КАК ОПЫТ, а не теория, породил планы реформ, так и министерство реализовывало свою программу не столько систематически, сколько оппортунистически, по мере того как это становилось политически целесообразным. Как и ожидал Гренвилл, во время зимней сессии Общин оппозиция предприняла две крупные атаки: одна была основана на недовольстве налогом на сидр, другая — на беспокойстве по поводу того, как правительство использовало генеральный ордер против Джона Уилкса без учета парламентских привилегий. То, что министерство ожидало, что это будут серьезные испытания, было очевидно с самого начала сессии. Во вступительной речи короля, которую написал Гренвилл, подчеркивалась необходимость решения проблемы «тяжелых долгов, возникших в ходе последней войны»; в королевском послании общинам, также написанном Гренвиллом, депутатам предлагалось определить, следует ли лишить Уилкса места в палате, а значит, и парламентской привилегии. Однако определить повестку дня — еще не значит контролировать ход дебатов, и Уильям Питт решил воспользоваться блестящей возможностью свалить министерство Гренвилла. Рядом с ним стоял Чарльз Тауншенд, которого некоторые считали сверстником Питта по красноречию и который, по мнению многих, унаследует его политическую мантию[740].
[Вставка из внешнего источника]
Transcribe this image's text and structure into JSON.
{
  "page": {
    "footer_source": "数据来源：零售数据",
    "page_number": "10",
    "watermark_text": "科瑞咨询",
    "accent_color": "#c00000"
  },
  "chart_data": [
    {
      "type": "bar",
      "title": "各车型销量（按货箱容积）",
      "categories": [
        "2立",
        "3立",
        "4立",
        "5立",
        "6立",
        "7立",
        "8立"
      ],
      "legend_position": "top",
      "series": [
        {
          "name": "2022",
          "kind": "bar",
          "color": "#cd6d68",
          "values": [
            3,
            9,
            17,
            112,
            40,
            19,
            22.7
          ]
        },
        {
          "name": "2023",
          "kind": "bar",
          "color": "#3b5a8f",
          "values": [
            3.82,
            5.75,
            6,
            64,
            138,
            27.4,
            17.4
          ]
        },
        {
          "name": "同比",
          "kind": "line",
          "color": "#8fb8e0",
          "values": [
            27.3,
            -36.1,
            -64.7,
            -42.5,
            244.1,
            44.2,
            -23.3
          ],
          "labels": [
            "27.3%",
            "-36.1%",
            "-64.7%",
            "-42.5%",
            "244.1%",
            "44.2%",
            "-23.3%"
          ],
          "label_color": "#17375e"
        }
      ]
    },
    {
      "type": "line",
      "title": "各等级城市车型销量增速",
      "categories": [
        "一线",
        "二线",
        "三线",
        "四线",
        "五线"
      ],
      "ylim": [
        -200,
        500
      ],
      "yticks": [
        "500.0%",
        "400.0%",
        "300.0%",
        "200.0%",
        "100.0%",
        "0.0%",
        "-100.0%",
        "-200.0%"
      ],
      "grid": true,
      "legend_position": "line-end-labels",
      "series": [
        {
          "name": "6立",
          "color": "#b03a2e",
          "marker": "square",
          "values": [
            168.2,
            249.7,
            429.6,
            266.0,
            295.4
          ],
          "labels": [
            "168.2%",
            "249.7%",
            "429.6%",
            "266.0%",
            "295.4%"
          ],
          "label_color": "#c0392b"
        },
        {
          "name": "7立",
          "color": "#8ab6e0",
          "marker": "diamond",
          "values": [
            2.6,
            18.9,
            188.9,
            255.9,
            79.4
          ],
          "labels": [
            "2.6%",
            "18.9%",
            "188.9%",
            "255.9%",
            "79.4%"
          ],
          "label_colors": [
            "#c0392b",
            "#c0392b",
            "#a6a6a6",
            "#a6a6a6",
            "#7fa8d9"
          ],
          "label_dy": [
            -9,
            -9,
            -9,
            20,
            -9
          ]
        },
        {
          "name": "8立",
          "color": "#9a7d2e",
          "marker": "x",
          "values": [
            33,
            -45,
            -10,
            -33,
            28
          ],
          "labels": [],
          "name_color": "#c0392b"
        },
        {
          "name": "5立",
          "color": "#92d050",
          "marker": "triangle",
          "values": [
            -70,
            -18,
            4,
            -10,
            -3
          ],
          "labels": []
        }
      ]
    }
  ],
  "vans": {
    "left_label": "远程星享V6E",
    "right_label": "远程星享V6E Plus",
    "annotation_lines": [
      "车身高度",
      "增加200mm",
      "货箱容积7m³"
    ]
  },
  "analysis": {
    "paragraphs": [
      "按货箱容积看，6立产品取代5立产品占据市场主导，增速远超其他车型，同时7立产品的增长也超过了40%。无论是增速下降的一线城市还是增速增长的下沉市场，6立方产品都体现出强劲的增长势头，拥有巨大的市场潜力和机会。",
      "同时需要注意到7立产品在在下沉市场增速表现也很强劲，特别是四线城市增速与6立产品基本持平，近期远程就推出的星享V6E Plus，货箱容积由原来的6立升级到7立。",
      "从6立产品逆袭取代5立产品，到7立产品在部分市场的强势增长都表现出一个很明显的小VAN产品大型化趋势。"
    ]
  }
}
Несмотря на успехи Питта и Тауншенда в переключении дискуссии с довольно неприятного поведения Уилкса на абстрактные вопросы свободы прессы и свободы от произвольных арестов, правительство сохранило комфортный перевес в первых голосованиях. Более того, на Рождество Уилкс оказал Гренвилю огромную услугу, сбежав во Францию, и 19 января Палата, признав его неуважительным, проголосовала за его высылку. Но большинство правительства ослабло в конце января и начале февраля, когда Гренвилл отстоял налог на сидр, провалив важнейшую резолюцию о его изменении всего двадцатью голосами. Оппозиция, почуяв кровь, в середине февраля предприняла тотальную попытку свергнуть министерство на том основании, что оно злоупотребляло своей властью при использовании генеральных ордеров. Столь радикальные меры, попахивающие деспотизмом, обеспокоили многих независимых членов парламента, которые мало уважали Уилкса, но питали огромную привязанность к Питту. Однако в конце концов даже речи Великого простолюдина не смогли одержать верх, и резолюция, которая объявила бы общие ордера неконституционными, провалилась десятью голосами. Сохранив таким образом контроль над ситуацией, несмотря на вызов оппозиции, «превосходящей все примеры и убеждения», Гренвилл мог предложить свою собственную законодательную программу — и действительно мог сделать это с большой уверенностью, поскольку в разгар дебатов король наконец заверил его, что будет поддерживать министерство, несмотря ни на что. Независимые, которые следовали примеру Питта, вновь заняли привычную позу покорности, и большинство Гренвилла наконец-то выросло до комфортных размеров[741].